When you submit a pull request, a CLA bot will automatically determine whether you need to provide
a CLA and decorate the PR appropriately (e.g., status check, comment). Simply follow the instructions
provided by the bot. You will only need to do this once across all repos using our CLA.

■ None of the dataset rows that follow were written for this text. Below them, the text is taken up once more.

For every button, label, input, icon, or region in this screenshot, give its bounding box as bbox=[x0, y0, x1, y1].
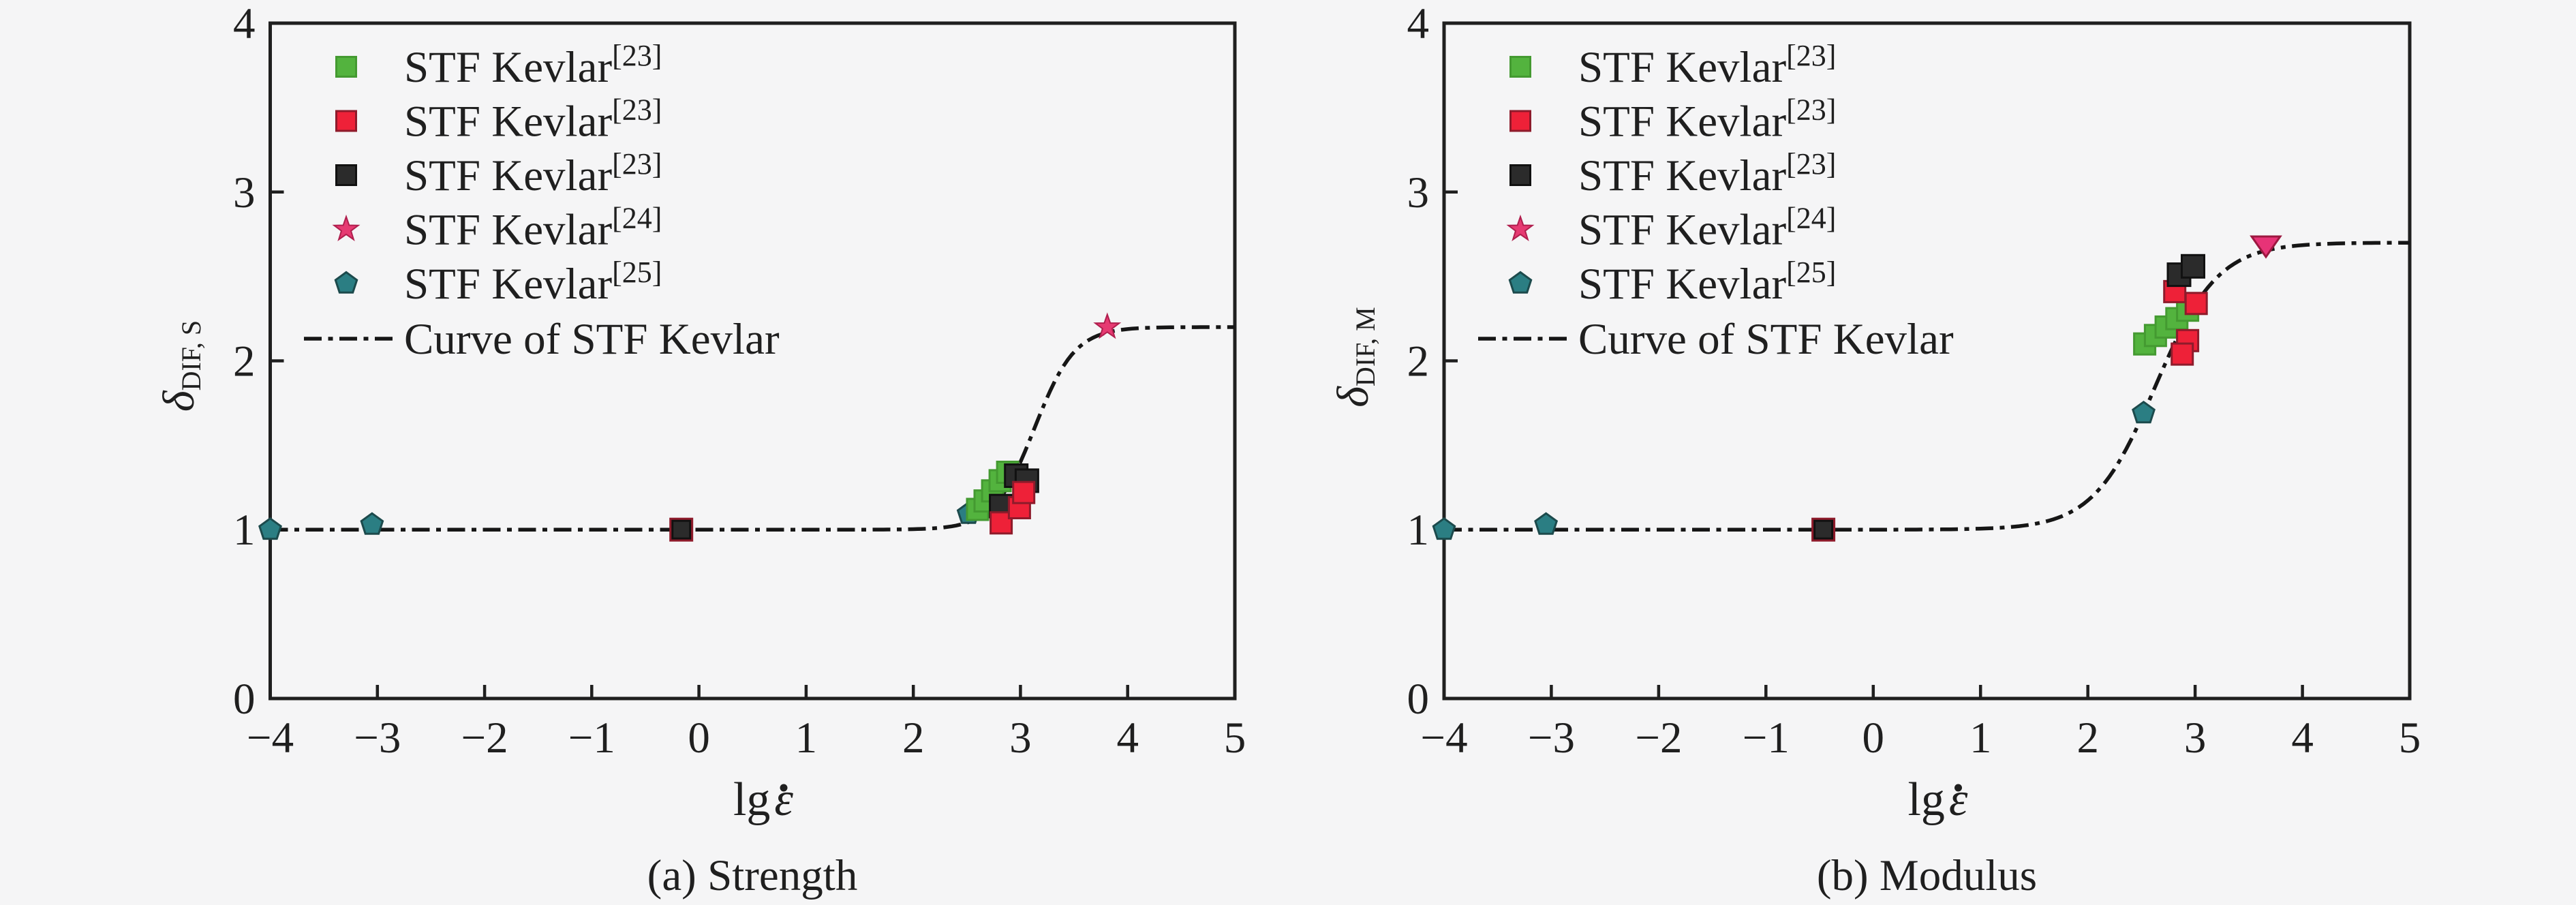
svg-text:0: 0 bbox=[1862, 714, 1885, 763]
svg-text:(b) Modulus: (b) Modulus bbox=[1817, 851, 2037, 900]
svg-text:δDIF, S: δDIF, S bbox=[154, 320, 206, 412]
svg-text:3: 3 bbox=[233, 168, 256, 217]
svg-text:4: 4 bbox=[1116, 714, 1139, 763]
svg-text:1: 1 bbox=[1969, 714, 1992, 763]
svg-text:4: 4 bbox=[2291, 714, 2314, 763]
svg-text:−4: −4 bbox=[1420, 714, 1467, 763]
svg-text:5: 5 bbox=[1224, 714, 1246, 763]
svg-text:δDIF, M: δDIF, M bbox=[1328, 307, 1381, 408]
svg-text:lgε: lgε bbox=[733, 773, 793, 826]
svg-text:3: 3 bbox=[1407, 168, 1430, 217]
svg-text:Curve of STF Kevlar: Curve of STF Kevlar bbox=[1578, 315, 1954, 364]
svg-text:5: 5 bbox=[2399, 714, 2421, 763]
svg-text:2: 2 bbox=[902, 714, 925, 763]
svg-text:−1: −1 bbox=[1743, 714, 1790, 763]
svg-text:−2: −2 bbox=[1635, 714, 1682, 763]
svg-text:1: 1 bbox=[233, 506, 256, 555]
svg-text:Curve of STF Kevlar: Curve of STF Kevlar bbox=[404, 315, 780, 364]
svg-text:1: 1 bbox=[795, 714, 818, 763]
svg-text:4: 4 bbox=[233, 0, 256, 48]
svg-text:4: 4 bbox=[1407, 0, 1430, 48]
svg-text:−3: −3 bbox=[354, 714, 401, 763]
svg-text:0: 0 bbox=[1407, 675, 1430, 724]
svg-text:0: 0 bbox=[233, 675, 256, 724]
svg-text:2: 2 bbox=[233, 337, 256, 386]
svg-text:3: 3 bbox=[2184, 714, 2207, 763]
svg-text:1: 1 bbox=[1407, 506, 1430, 555]
svg-text:0: 0 bbox=[688, 714, 710, 763]
svg-text:(a) Strength: (a) Strength bbox=[647, 851, 858, 900]
svg-text:STF Kevlar[25]: STF Kevlar[25] bbox=[1578, 256, 1836, 309]
svg-text:3: 3 bbox=[1009, 714, 1032, 763]
svg-text:lgε: lgε bbox=[1907, 773, 1967, 826]
svg-text:−1: −1 bbox=[568, 714, 615, 763]
svg-text:−3: −3 bbox=[1528, 714, 1575, 763]
svg-text:−2: −2 bbox=[461, 714, 508, 763]
svg-text:STF Kevlar[23]: STF Kevlar[23] bbox=[404, 147, 662, 200]
svg-text:−4: −4 bbox=[247, 714, 294, 763]
svg-text:2: 2 bbox=[1407, 337, 1430, 386]
svg-text:2: 2 bbox=[2076, 714, 2099, 763]
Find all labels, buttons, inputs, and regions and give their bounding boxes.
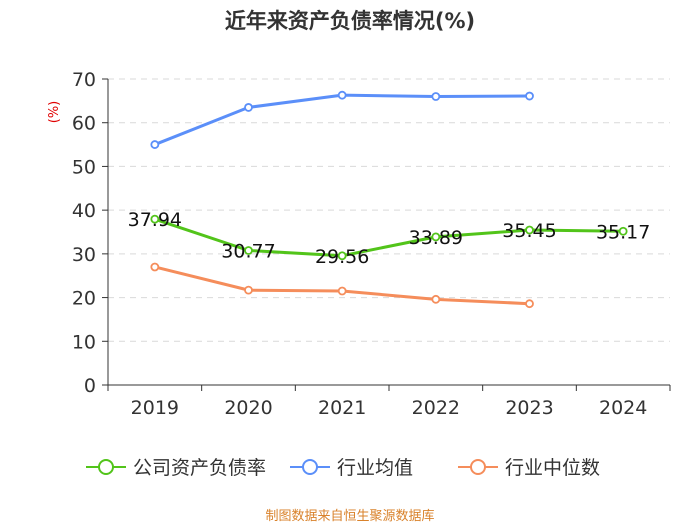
source-note: 制图数据来自恒生聚源数据库	[265, 508, 434, 524]
legend-item-1[interactable]: 行业均值	[290, 457, 413, 479]
y-tick-label: 70	[72, 69, 96, 91]
data-point[interactable]	[244, 246, 253, 255]
data-labels: 37.94 30.77 29.56 33.89 35.45 35.17	[128, 209, 651, 268]
legend-label: 公司资产负债率	[133, 457, 266, 479]
y-tick-label: 10	[72, 331, 96, 353]
data-point[interactable]	[150, 140, 160, 149]
data-label: 35.45	[502, 220, 556, 242]
legend-item-2[interactable]: 行业中位数	[458, 457, 600, 479]
y-tick-label: 30	[72, 244, 96, 266]
data-label: 33.89	[409, 227, 463, 249]
series-layer	[150, 90, 628, 309]
series-line-0	[154, 217, 624, 258]
legend-label: 行业均值	[337, 457, 413, 479]
data-point[interactable]	[337, 286, 347, 296]
x-tick-label: 2023	[505, 397, 553, 419]
data-point[interactable]	[525, 225, 534, 235]
y-tick-label: 50	[72, 156, 96, 178]
y-tick-label: 20	[72, 288, 96, 310]
legend-marker	[98, 459, 114, 475]
data-point[interactable]	[525, 91, 534, 101]
data-point[interactable]	[525, 299, 534, 309]
data-label: 37.94	[128, 209, 182, 231]
x-tick-label: 2019	[131, 397, 179, 419]
data-point[interactable]	[244, 285, 253, 295]
y-tick-label: 0	[84, 375, 96, 397]
x-tick-label: 2022	[412, 397, 460, 419]
legend-label: 行业中位数	[505, 457, 600, 479]
data-label: 35.17	[596, 221, 650, 243]
x-tick-label: 2021	[318, 397, 366, 419]
series-line-2	[154, 265, 530, 306]
legend[interactable]: 公司资产负债率 行业均值 行业中位数	[86, 457, 600, 479]
series-line-1	[154, 93, 530, 146]
data-label: 29.56	[315, 246, 369, 268]
y-tick-label: 40	[72, 200, 96, 222]
legend-item-0[interactable]: 公司资产负债率	[86, 457, 266, 479]
y-tick-label: 60	[72, 113, 96, 135]
data-point[interactable]	[150, 214, 160, 224]
data-point[interactable]	[337, 251, 347, 261]
data-point[interactable]	[431, 92, 441, 101]
legend-marker	[302, 459, 318, 475]
data-point[interactable]	[337, 90, 347, 100]
data-point[interactable]	[150, 262, 160, 272]
data-point[interactable]	[618, 226, 628, 236]
data-label: 30.77	[221, 240, 275, 262]
y-axis-unit: (%)	[47, 101, 62, 124]
chart-title: 近年来资产负债率情况(%)	[225, 9, 475, 33]
grid	[108, 78, 670, 342]
axes: 0 10 20 30 40 50 60 70 2019 2020 2021 2022 2023 2024	[72, 69, 671, 419]
data-point[interactable]	[431, 232, 441, 242]
x-tick-label: 2024	[599, 397, 647, 419]
data-point[interactable]	[244, 103, 253, 112]
legend-marker	[470, 459, 486, 475]
data-point[interactable]	[431, 294, 441, 304]
x-tick-label: 2020	[224, 397, 272, 419]
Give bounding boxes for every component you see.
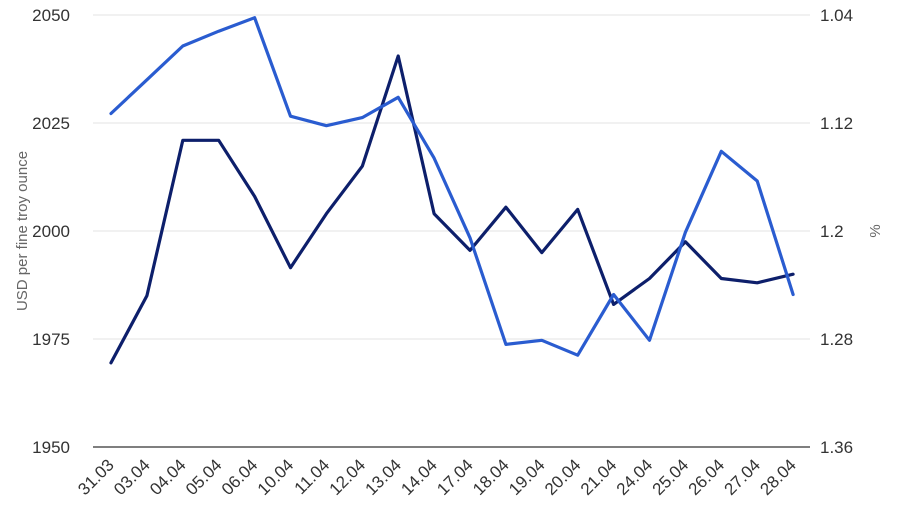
- left-tick-label: 1975: [32, 330, 70, 349]
- x-tick-label: 13.04: [362, 455, 406, 499]
- left-tick-label: 2050: [32, 6, 70, 25]
- x-tick-label: 06.04: [218, 455, 262, 499]
- x-tick-label: 20.04: [541, 455, 585, 499]
- right-tick-label: 1.36: [820, 438, 853, 457]
- x-axis-ticks: 31.0303.0404.0405.0406.0410.0411.0412.04…: [74, 455, 800, 499]
- series-line-left-axis: [109, 54, 795, 365]
- left-tick-label: 2025: [32, 114, 70, 133]
- right-tick-label: 1.04: [820, 6, 853, 25]
- right-tick-label: 1.2: [820, 222, 844, 241]
- left-axis-title: USD per fine troy ounce: [14, 151, 31, 311]
- x-tick-label: 05.04: [182, 455, 226, 499]
- right-tick-label: 1.12: [820, 114, 853, 133]
- x-tick-label: 19.04: [505, 455, 549, 499]
- left-tick-label: 1950: [32, 438, 70, 457]
- x-tick-label: 17.04: [433, 455, 477, 499]
- right-axis-title: %: [867, 224, 884, 237]
- x-tick-label: 14.04: [397, 455, 441, 499]
- x-tick-label: 03.04: [110, 455, 154, 499]
- x-tick-label: 27.04: [721, 455, 765, 499]
- series-line-right-axis: [109, 16, 795, 357]
- x-tick-label: 28.04: [756, 455, 800, 499]
- left-axis-ticks: 1950 1975 2000 2025 2050: [32, 6, 70, 457]
- x-tick-label: 18.04: [469, 455, 513, 499]
- x-tick-label: 04.04: [146, 455, 190, 499]
- left-tick-label: 2000: [32, 222, 70, 241]
- x-tick-label: 10.04: [254, 455, 298, 499]
- x-tick-label: 24.04: [613, 455, 657, 499]
- right-tick-label: 1.28: [820, 330, 853, 349]
- x-tick-label: 12.04: [326, 455, 370, 499]
- x-tick-label: 21.04: [577, 455, 621, 499]
- x-tick-label: 25.04: [649, 455, 693, 499]
- right-axis-ticks: 1.36 1.28 1.2 1.12 1.04: [820, 6, 853, 457]
- series-layer: [109, 16, 795, 365]
- x-tick-label: 26.04: [685, 455, 729, 499]
- x-tick-label: 11.04: [291, 455, 334, 498]
- x-tick-label: 31.03: [74, 455, 118, 499]
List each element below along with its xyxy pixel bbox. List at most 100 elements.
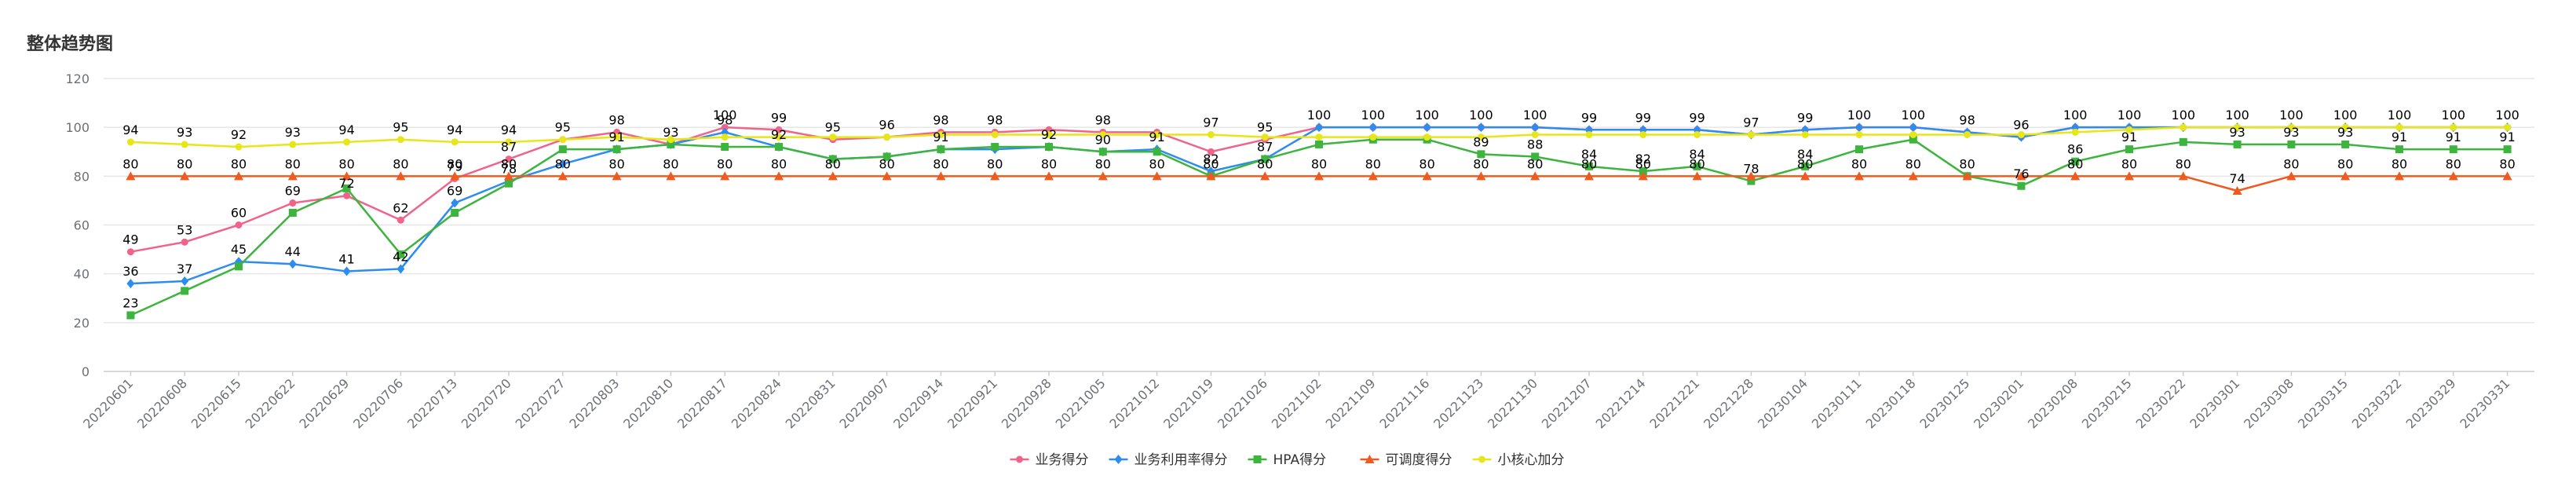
data-point	[2448, 171, 2458, 181]
data-label: 80	[2283, 156, 2299, 171]
data-label: 80	[1419, 156, 1434, 171]
x-tick-label: 20221228	[1701, 375, 1756, 431]
data-point	[180, 171, 190, 181]
data-point	[1585, 162, 1593, 170]
data-label: 80	[1473, 156, 1489, 171]
legend-item: 业务得分	[1010, 452, 1089, 468]
data-point	[774, 171, 784, 181]
data-point	[990, 171, 1000, 181]
x-tick-label: 20230215	[2079, 375, 2135, 431]
data-point	[2504, 123, 2512, 131]
y-tick-label: 60	[74, 218, 90, 233]
data-point	[1315, 133, 1323, 141]
y-tick-label: 120	[65, 71, 90, 86]
data-point	[505, 155, 513, 163]
data-label: 80	[1689, 156, 1705, 171]
data-point	[342, 171, 352, 181]
data-label: 91	[2499, 130, 2515, 144]
x-tick-label: 20230201	[1971, 375, 2026, 431]
data-point	[1747, 177, 1756, 185]
series-line	[130, 126, 2508, 285]
data-point	[2017, 181, 2026, 190]
data-label: 84	[1689, 147, 1705, 162]
data-point	[1365, 455, 1375, 463]
data-label: 100	[2333, 108, 2358, 122]
data-point	[1964, 130, 1971, 138]
data-label: 100	[713, 108, 737, 122]
data-label: 80	[555, 156, 571, 171]
data-point	[1152, 171, 1162, 181]
data-point	[721, 123, 729, 131]
data-point	[721, 133, 729, 141]
data-label: 87	[1257, 140, 1273, 155]
x-tick-label: 20221012	[1106, 375, 1162, 431]
data-label: 80	[771, 156, 787, 171]
data-point	[1423, 122, 1431, 133]
data-label: 72	[338, 176, 354, 191]
data-label: 80	[2446, 156, 2461, 171]
x-tick-label: 20220601	[80, 375, 136, 431]
data-point	[2395, 145, 2403, 154]
data-label: 80	[122, 156, 138, 171]
data-label: 96	[879, 118, 894, 133]
data-point	[126, 311, 135, 320]
legend-item: 小核心加分	[1472, 452, 1565, 468]
data-point	[1098, 171, 1108, 181]
x-tick-label: 20230308	[2241, 375, 2296, 431]
data-point	[1909, 130, 1917, 138]
data-label: 93	[2283, 125, 2299, 140]
data-point	[396, 216, 404, 224]
data-point	[991, 130, 999, 138]
legend-label: 小核心加分	[1498, 452, 1565, 468]
x-tick-label: 20221019	[1160, 375, 1216, 431]
data-point	[1153, 148, 1161, 156]
data-label: 93	[663, 125, 678, 140]
data-point	[2017, 130, 2025, 138]
x-tick-label: 20220817	[674, 375, 730, 431]
data-point	[1044, 171, 1054, 181]
x-tick-label: 20221221	[1646, 375, 1702, 431]
data-point	[342, 184, 351, 192]
data-label: 80	[608, 156, 624, 171]
data-point	[667, 140, 675, 148]
data-point	[235, 143, 243, 151]
x-tick-label: 20220622	[243, 375, 298, 431]
data-label: 99	[1689, 110, 1705, 125]
data-point	[2180, 123, 2187, 131]
legend-item: 可调度得分	[1360, 452, 1452, 468]
data-label: 100	[2063, 108, 2088, 122]
data-point	[342, 266, 351, 276]
x-tick-label: 20221109	[1323, 375, 1379, 431]
data-label: 92	[771, 127, 787, 142]
data-label: 80	[1635, 156, 1651, 171]
data-point	[1315, 140, 1323, 148]
data-point	[450, 171, 460, 181]
data-point	[235, 221, 243, 229]
data-point	[1531, 130, 1539, 138]
data-label: 84	[1581, 147, 1597, 162]
data-label: 80	[1959, 156, 1975, 171]
data-label: 80	[393, 156, 408, 171]
data-label: 80	[879, 156, 894, 171]
data-label: 80	[231, 156, 247, 171]
x-tick-label: 20220713	[404, 375, 460, 431]
data-label: 78	[1743, 162, 1759, 177]
data-point	[1423, 133, 1431, 141]
x-tick-label: 20221130	[1485, 375, 1540, 431]
data-point	[1909, 135, 1917, 144]
data-point	[2070, 171, 2081, 181]
data-point	[1314, 171, 1324, 181]
data-label: 60	[231, 206, 247, 221]
data-point	[1694, 130, 1701, 138]
x-tick-label: 20220629	[296, 375, 352, 431]
x-tick-label: 20220907	[836, 375, 892, 431]
data-point	[1801, 162, 1810, 170]
data-label: 100	[2225, 108, 2249, 122]
data-point	[181, 287, 189, 295]
data-point	[1478, 455, 1485, 463]
data-point	[451, 198, 459, 208]
data-point	[343, 138, 351, 146]
data-label: 94	[501, 122, 517, 137]
data-point	[1584, 171, 1594, 181]
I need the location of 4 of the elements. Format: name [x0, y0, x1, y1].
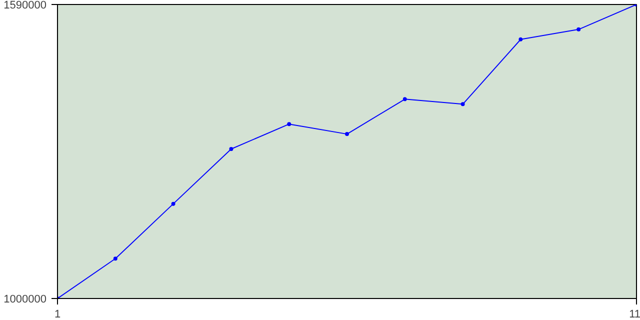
x-tick-label: 1	[54, 308, 61, 320]
y-tick-label: 1590000	[4, 0, 47, 12]
x-tick-label: 11	[629, 308, 640, 320]
y-tick-label: 1000000	[4, 294, 47, 306]
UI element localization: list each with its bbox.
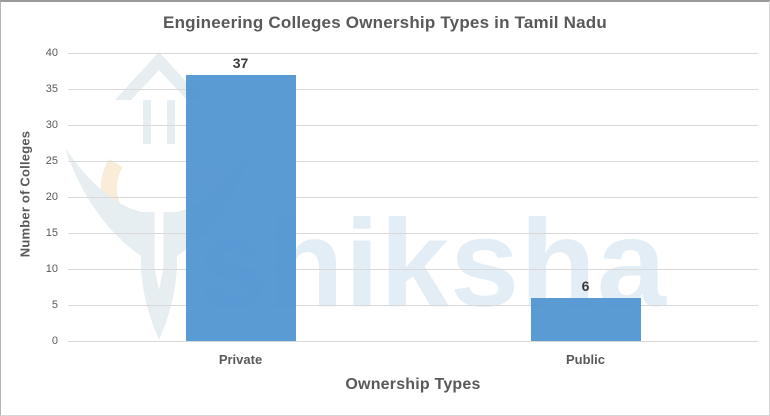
logo-arrow-inner-shape	[131, 70, 187, 144]
gridline	[68, 161, 758, 162]
value-label-private: 37	[232, 55, 249, 71]
value-label-public: 6	[581, 278, 590, 294]
plot-area: 37 6	[68, 53, 758, 342]
logo-nib-left-wing	[65, 148, 141, 256]
gridline	[68, 89, 758, 90]
bar-private	[185, 75, 296, 341]
category-label-private: Private	[218, 352, 263, 367]
chart-title: Engineering Colleges Ownership Types in …	[163, 13, 607, 32]
gridline	[68, 53, 758, 54]
logo-stem-shape	[154, 108, 164, 268]
y-tick-label: 40	[45, 47, 58, 59]
y-tick-label: 20	[45, 191, 58, 203]
logo-stem-tip-shape	[154, 268, 164, 290]
y-tick-label: 0	[51, 335, 58, 347]
y-tick-label: 35	[45, 83, 58, 95]
y-tick-label: 5	[51, 299, 58, 311]
y-tick-label: 30	[45, 119, 58, 131]
bar-public	[530, 298, 641, 341]
category-label-public: Public	[565, 352, 605, 367]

This project has adopted the [Microsoft Open Source Code of Conduct](https://opensource.microsoft.com/codeofconduct/).
For more information see the [Code of Conduct FAQ](https://opensource.microsoft.com/codeofconduct/faq/) or
contact [opencode@microsoft.com](mailto:opencode@microsoft.com) with any additional questions or comments.

## Trademarks

This project may contain trademarks or logos for projects, products, or services. Authorized use of Microsoft 
trademarks or logos is subject to and must follow 
[Microsoft's Trademark & Brand Guidelines](https://www.microsoft.com/en-us/legal/intellectualproperty/trademarks/usage/general).
Use of Microsoft trademarks or logos in modified versions of this project must not cause confusion or imply Microsoft sponsorship.
Any use of third-party trademarks or logos are subject to those third-party's policies.